Vinyl… Les souvenirs des free parties remontent en bloc. À l’époque, j’avais rarement été celui à poser le son mais j’avais conduit le camion sur pas mal de bornes. On m’avait affublé de ce surnom parce que je manipulais le volant comme la platine d’un tourne-disque… ou l’inverse. On n’a jamais vraiment tranché. Mais c’était une autre vie. Il y a quelques années, j’avais fini par en avoir assez qu’on m’appelle du nom d’un de ces plastiques qui contaminaient les sols. Ça sonnait trop comme une insulte. J’avais demandé aux potes d’utiliser mon ancien prénom. Si bien qu’à part mes anciennEs camarades de teufs, tout le monde avait fini par oublier mon surnom.
Eraza soupire lourdement. Je l’entends penser d’ici : je lâche l’affaire, tu n’as aucune imagination alors tu piétines mes rêves, Vinyl, espèce de crevure… Il me lance son fameux regard blasé, juste de quoi me faire culpabiliser… Et ça me vient d’un coup :
– Zaz’, tu te rappelles, ces hollandaisEs ?
– QuellEs hollandaisEs ? bougonne-t-il en haussant le sourcil.
– Je ne sais plus lesquellEs, une bande de frappéEs qui appliquaient les méthodes du greenwashing au monde de la fête. Pour les boîtes de nuit qui voulaient se donner une image écolo, iels vendaient une piste de danse qui captait les vibrations des danseusEs pour les transformer en électri…
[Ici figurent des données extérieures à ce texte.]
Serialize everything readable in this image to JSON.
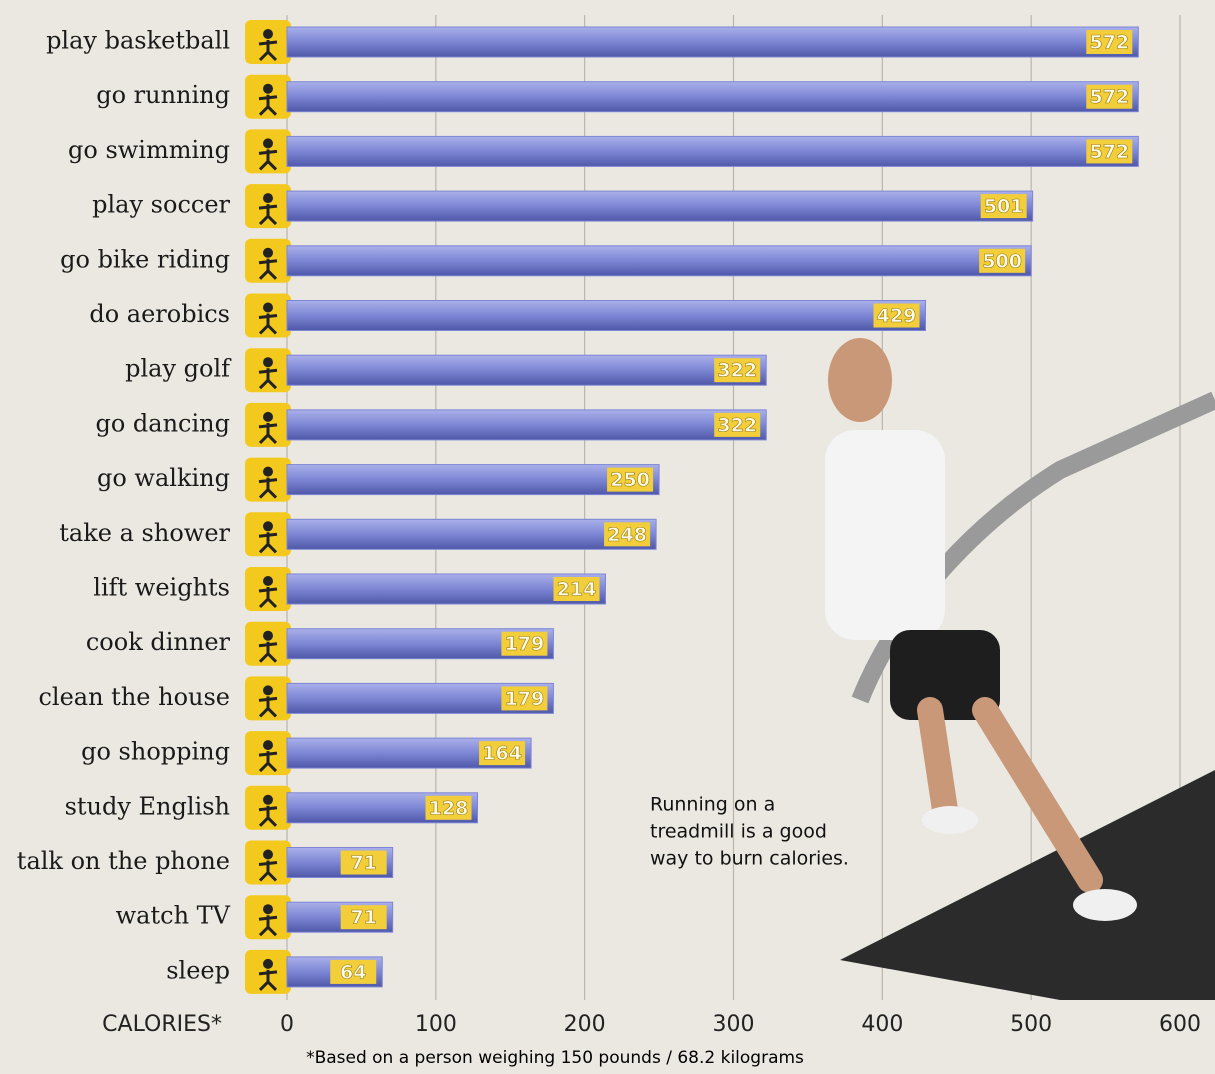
{
  "chart_data": {
    "type": "bar",
    "orientation": "horizontal",
    "categories": [
      "play basketball",
      "go running",
      "go swimming",
      "play soccer",
      "go bike riding",
      "do aerobics",
      "play golf",
      "go dancing",
      "go walking",
      "take a shower",
      "lift weights",
      "cook dinner",
      "clean the house",
      "go shopping",
      "study English",
      "talk on the phone",
      "watch TV",
      "sleep"
    ],
    "values": [
      572,
      572,
      572,
      501,
      500,
      429,
      322,
      322,
      250,
      248,
      214,
      179,
      179,
      164,
      128,
      71,
      71,
      64
    ],
    "color": "#7c86d4",
    "xlim": [
      0,
      600
    ],
    "xticks": [
      0,
      100,
      200,
      300,
      400,
      500,
      600
    ],
    "grid": true,
    "x_label": "CALORIES*",
    "annotation": [
      "Running on a",
      "treadmill is a good",
      "way to burn calories."
    ],
    "footnote": "*Based on a person weighing 150 pounds / 68.2 kilograms"
  }
}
Je n’aurais pas dû prononcer ces mots. Pas besoin d’aller au bout de ma phrase, Eraza a déjà le visage de l’idée fixe.
La même tronche freezée qu’il y a deux ans, le jour où Eraza s’était mis en tête de connecter personnellement toutEs les habitantEs de son bloc à un nouvel intranet et de mutualiser des outils d’organisation à l’échelle du quartier via un serveur qu’il venait de remonter. Il voulait faire gagner du temps, diminuer les déplacements inutiles et que les gens arrêtent de découvrir trop tard qu’iels étaient en train de construire la même chose à deux endroits simultanément. L’Assemblée du quartier s’était clairement prononcée contre : personne ne fonctionnait avec ça, personne ne voyait ce que ça apporterait alors qu’on pouvait traverser la rue. Mais Eraza était déjà lancé, accompagné d’une petite troupe de geeks. Contre l’avis général, iels avaient donc câblé, programmé, interféré dans chaque chambre à coucher, dortoir, cuisine, bureau, salon, laverie où iels avaient pu s’introduire. Iels avaient diffusé des petits tracts pour annoncer leur irrémédiable mais bienveillant passage.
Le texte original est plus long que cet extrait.